FIGURE 3.

Dyrk1A is proteolyzed by calcium-mediated truncation/activation of calpain I. A, calcium-activated proteolysis of calpain I and Dyrk1A in the human brain extract. Normal human brain frontal cortical extract was incubated at 30 °C for 10 min in the presence of 2.0 mm EDTA and various concentrations (0.00–2.14 mm) of CaCl₂. Then the incubated tissue extract was analyzed by Western blots developed with anti-calpain I or anti-Dyrk1A. B, selective inhibition of calcium-activated proteolysis of calpain I and Dyrk1A. Normal human frontal cortical extract was incubated at 30 °C for 10 min in the presence of 2.0 mm each of EDTA and CaCl₂ plus various selective protease inhibitors, as indicated in the figure, followed by Western blots probed with anti-calpain I or anti-Dyrk1A (8D9, against aa 91–151) to detect the proteolysis.

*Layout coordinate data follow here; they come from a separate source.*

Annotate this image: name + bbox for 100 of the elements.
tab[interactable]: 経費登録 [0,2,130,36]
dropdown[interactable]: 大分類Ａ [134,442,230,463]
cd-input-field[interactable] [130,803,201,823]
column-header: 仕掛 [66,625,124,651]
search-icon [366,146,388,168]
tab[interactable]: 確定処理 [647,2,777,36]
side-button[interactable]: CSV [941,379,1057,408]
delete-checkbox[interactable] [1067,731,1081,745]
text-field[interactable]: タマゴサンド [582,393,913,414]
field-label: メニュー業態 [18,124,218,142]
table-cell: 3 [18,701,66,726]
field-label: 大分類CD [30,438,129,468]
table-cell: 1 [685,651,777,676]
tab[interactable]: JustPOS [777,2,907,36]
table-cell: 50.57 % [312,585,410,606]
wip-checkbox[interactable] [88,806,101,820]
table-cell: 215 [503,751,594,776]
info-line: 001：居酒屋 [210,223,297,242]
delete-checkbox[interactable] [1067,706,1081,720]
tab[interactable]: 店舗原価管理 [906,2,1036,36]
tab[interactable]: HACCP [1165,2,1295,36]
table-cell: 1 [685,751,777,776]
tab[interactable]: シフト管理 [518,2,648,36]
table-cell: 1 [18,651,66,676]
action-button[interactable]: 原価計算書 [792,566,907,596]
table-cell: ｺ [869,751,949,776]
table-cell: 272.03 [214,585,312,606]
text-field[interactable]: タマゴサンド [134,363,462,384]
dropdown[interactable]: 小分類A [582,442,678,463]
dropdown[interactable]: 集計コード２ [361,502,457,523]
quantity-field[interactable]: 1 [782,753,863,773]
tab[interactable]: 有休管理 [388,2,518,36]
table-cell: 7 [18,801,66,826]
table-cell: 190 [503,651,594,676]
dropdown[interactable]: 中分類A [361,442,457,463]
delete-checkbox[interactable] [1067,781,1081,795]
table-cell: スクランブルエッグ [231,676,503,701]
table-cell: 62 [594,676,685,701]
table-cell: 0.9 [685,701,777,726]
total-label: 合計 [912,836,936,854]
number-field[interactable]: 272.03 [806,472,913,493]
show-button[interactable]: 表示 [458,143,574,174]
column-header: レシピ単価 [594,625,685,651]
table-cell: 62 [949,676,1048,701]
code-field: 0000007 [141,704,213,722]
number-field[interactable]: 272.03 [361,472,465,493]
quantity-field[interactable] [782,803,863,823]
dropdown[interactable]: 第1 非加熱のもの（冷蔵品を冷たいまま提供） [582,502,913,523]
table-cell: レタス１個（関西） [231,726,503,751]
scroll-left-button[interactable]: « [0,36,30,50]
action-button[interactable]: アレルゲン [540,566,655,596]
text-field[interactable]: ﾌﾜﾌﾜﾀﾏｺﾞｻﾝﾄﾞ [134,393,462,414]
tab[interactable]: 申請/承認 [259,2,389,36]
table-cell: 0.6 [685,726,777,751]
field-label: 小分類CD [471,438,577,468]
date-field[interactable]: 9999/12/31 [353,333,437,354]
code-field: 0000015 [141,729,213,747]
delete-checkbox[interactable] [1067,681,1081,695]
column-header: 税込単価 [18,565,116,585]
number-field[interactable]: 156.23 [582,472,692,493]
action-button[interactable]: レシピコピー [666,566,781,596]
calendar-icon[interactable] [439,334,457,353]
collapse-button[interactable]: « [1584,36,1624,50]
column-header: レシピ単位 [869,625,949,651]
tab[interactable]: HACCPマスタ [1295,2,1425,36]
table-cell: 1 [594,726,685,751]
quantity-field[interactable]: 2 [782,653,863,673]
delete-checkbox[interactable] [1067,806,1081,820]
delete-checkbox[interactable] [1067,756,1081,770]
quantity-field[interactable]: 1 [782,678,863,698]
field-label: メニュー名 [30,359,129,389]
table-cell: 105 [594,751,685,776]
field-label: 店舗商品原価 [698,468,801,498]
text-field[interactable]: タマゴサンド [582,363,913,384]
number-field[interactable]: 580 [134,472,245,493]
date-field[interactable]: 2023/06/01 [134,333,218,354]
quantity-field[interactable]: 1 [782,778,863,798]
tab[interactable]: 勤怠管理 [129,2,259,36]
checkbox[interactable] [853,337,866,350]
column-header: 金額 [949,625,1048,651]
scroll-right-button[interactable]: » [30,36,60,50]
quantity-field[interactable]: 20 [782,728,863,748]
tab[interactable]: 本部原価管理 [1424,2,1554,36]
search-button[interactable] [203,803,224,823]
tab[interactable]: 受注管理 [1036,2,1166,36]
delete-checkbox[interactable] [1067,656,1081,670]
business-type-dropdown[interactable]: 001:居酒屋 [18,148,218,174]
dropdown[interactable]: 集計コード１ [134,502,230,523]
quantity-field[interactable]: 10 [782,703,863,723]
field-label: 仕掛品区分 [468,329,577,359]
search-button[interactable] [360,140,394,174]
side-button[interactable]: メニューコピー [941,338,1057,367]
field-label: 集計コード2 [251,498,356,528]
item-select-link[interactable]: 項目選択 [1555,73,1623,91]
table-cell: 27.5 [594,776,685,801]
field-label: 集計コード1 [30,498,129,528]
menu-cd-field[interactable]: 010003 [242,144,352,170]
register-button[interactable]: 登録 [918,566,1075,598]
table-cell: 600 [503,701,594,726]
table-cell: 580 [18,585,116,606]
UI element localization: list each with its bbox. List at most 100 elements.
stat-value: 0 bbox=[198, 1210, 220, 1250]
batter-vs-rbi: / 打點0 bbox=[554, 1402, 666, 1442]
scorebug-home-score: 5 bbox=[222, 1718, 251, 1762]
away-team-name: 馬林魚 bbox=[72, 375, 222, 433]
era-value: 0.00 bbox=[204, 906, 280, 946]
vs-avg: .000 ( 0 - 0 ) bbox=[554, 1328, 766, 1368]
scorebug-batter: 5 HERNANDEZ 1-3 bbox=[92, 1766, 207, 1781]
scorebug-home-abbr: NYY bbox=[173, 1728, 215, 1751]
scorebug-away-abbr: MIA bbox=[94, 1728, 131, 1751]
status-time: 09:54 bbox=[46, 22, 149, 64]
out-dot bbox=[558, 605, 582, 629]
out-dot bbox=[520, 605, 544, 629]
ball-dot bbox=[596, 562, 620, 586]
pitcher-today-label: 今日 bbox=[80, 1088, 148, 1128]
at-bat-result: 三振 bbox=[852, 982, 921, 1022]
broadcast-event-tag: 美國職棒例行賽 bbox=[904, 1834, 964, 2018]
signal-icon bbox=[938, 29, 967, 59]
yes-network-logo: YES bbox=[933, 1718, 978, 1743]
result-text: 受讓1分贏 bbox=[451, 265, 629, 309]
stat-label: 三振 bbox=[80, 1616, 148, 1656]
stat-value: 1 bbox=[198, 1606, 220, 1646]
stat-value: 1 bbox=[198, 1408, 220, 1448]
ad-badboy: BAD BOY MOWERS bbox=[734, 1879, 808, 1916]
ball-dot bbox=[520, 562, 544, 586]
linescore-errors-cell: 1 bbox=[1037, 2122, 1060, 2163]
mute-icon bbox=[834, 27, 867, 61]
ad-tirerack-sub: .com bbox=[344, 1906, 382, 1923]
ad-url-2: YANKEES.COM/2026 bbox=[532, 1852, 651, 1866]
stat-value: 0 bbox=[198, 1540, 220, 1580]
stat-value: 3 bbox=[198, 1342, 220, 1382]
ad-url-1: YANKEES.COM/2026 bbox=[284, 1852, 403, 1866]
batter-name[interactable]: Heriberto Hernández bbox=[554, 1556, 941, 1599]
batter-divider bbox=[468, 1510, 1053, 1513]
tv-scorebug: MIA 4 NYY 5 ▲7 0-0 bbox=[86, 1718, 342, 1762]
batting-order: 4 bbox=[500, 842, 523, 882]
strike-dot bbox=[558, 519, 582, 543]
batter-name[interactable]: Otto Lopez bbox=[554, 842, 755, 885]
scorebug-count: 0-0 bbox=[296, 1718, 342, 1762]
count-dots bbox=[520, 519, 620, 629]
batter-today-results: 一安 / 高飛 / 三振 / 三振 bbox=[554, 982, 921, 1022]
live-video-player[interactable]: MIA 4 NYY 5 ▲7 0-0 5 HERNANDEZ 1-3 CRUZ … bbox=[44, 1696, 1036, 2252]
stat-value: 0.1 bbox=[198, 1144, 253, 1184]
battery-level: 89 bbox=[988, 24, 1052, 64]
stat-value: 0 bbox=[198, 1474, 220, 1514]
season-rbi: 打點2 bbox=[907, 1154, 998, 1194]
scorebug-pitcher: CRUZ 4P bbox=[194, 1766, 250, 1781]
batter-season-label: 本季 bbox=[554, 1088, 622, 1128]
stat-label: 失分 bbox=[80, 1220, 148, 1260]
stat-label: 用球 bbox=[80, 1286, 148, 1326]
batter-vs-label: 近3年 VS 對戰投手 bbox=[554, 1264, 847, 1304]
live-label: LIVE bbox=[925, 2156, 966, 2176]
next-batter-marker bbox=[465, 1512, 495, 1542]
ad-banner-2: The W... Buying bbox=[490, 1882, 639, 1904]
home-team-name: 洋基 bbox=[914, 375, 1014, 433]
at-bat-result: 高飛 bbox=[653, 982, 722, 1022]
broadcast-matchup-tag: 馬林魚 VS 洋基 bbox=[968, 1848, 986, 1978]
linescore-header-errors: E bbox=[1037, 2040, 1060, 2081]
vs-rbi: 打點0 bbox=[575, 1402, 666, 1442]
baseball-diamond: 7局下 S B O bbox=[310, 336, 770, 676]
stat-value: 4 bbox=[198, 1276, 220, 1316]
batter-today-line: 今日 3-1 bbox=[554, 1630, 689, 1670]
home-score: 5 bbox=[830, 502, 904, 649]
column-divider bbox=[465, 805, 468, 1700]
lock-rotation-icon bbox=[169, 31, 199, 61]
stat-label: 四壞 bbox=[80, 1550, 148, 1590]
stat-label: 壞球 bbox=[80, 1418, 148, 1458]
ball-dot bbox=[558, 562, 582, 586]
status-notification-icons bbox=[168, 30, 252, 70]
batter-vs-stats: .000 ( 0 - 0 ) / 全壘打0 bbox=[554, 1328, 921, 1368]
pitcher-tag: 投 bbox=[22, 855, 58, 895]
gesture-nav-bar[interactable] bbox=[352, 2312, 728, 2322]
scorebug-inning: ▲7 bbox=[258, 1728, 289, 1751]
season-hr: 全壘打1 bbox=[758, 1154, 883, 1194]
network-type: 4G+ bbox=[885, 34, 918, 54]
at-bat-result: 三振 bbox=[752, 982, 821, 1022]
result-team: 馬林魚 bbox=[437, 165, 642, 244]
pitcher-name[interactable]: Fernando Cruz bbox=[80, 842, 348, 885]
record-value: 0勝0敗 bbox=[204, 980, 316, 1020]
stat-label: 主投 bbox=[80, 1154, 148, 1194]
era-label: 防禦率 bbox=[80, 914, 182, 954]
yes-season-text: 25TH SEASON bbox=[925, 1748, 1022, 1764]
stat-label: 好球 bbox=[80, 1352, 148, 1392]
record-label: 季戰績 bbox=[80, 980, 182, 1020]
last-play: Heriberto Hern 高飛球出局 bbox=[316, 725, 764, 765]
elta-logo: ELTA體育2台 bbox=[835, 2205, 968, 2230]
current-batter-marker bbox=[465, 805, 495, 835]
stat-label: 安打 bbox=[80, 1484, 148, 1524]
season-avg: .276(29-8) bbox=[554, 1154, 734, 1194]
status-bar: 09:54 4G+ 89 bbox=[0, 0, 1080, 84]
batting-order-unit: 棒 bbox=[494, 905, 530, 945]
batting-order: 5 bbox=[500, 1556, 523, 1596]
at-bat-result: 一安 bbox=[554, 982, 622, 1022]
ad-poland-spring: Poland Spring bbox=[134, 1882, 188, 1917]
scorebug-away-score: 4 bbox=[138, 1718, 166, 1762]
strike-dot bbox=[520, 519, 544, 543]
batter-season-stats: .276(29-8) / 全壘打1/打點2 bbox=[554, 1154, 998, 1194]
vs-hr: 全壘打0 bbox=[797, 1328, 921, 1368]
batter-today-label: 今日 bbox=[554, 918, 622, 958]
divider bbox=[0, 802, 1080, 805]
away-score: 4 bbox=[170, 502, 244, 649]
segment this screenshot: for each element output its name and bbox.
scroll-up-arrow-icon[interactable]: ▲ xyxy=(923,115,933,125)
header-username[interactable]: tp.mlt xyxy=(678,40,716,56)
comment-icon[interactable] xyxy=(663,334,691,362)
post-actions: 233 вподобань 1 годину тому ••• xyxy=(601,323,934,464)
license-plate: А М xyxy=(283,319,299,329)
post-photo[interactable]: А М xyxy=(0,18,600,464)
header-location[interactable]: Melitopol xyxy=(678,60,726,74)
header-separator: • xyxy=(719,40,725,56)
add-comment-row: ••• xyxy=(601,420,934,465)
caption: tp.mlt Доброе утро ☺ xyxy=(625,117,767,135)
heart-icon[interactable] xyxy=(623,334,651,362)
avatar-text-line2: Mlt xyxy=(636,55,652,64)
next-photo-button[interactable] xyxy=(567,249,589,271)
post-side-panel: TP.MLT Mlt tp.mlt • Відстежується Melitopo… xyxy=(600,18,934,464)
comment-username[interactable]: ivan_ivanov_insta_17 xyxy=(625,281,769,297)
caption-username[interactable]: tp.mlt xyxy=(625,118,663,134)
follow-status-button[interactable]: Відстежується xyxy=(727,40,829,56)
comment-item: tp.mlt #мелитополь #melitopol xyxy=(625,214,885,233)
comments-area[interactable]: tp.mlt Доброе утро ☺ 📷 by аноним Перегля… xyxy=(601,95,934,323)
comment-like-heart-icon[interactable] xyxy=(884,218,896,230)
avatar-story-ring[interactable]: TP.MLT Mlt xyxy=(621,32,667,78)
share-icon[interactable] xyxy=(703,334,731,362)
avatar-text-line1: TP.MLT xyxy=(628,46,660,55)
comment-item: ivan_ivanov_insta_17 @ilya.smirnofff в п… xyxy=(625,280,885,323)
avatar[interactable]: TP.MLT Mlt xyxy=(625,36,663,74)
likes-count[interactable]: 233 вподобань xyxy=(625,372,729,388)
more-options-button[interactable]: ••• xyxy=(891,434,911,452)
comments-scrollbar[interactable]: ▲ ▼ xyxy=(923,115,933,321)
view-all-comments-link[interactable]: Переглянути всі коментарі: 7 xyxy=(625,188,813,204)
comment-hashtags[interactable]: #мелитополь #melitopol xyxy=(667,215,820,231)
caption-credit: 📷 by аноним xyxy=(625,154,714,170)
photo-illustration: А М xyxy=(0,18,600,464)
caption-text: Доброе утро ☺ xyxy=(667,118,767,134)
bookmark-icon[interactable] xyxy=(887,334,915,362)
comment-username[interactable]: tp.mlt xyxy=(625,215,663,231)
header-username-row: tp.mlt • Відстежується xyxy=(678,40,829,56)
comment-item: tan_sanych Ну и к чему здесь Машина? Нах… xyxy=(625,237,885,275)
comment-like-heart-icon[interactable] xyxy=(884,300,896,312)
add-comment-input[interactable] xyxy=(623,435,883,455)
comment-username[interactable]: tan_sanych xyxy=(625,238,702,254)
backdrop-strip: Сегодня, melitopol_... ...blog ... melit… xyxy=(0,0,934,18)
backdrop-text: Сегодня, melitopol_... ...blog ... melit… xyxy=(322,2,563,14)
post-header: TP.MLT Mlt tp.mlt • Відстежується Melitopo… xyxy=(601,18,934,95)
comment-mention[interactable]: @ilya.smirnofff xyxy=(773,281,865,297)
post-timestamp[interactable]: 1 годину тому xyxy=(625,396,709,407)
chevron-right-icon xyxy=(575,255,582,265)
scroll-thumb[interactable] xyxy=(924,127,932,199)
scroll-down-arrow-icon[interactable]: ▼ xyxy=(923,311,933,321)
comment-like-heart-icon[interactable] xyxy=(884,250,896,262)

An arrow indicates the full-length calpain I (top) or Dyrk1A (bottom); vertical lines indicate the truncated calpain I or Dyrk1A. Apr, aprotinin; Pep, pepstatin; Leu, leupeptin; Calp, calpestatin peptide. C, proteolysis of Dyrk1A by calpain I. Dyrk1A was immunoprecipitated by anti-His from HEK-293FT cells that overexpressed Dyrk1A and incubated with various concentration of calpain I in the presence of CaCl₂ for 10 min at 30 °C, followed by Western blot analyses. AD, AD brain; Con, control brain; HC, heavy chain of antibody; LC, light chain of antibody. D, depletion of the full-length but not truncated Dyrk1A from human brain extract by anti-His antibody. Human brain frontal cortical extracts from AD and control cases were incubated with anti-His precross-linked protein G-agarose beads overnight at 4 °C. The same volumes of the original brain extracts and of those after immunodepletion were subjected to Western blots developed with anti-Dyrk1A (8D9) and anti-GAPDH. The depletion of full-length Dyrk1A by anti-His from AD brain indicated cleavage of Dyrk1A upstream of the histidine domain.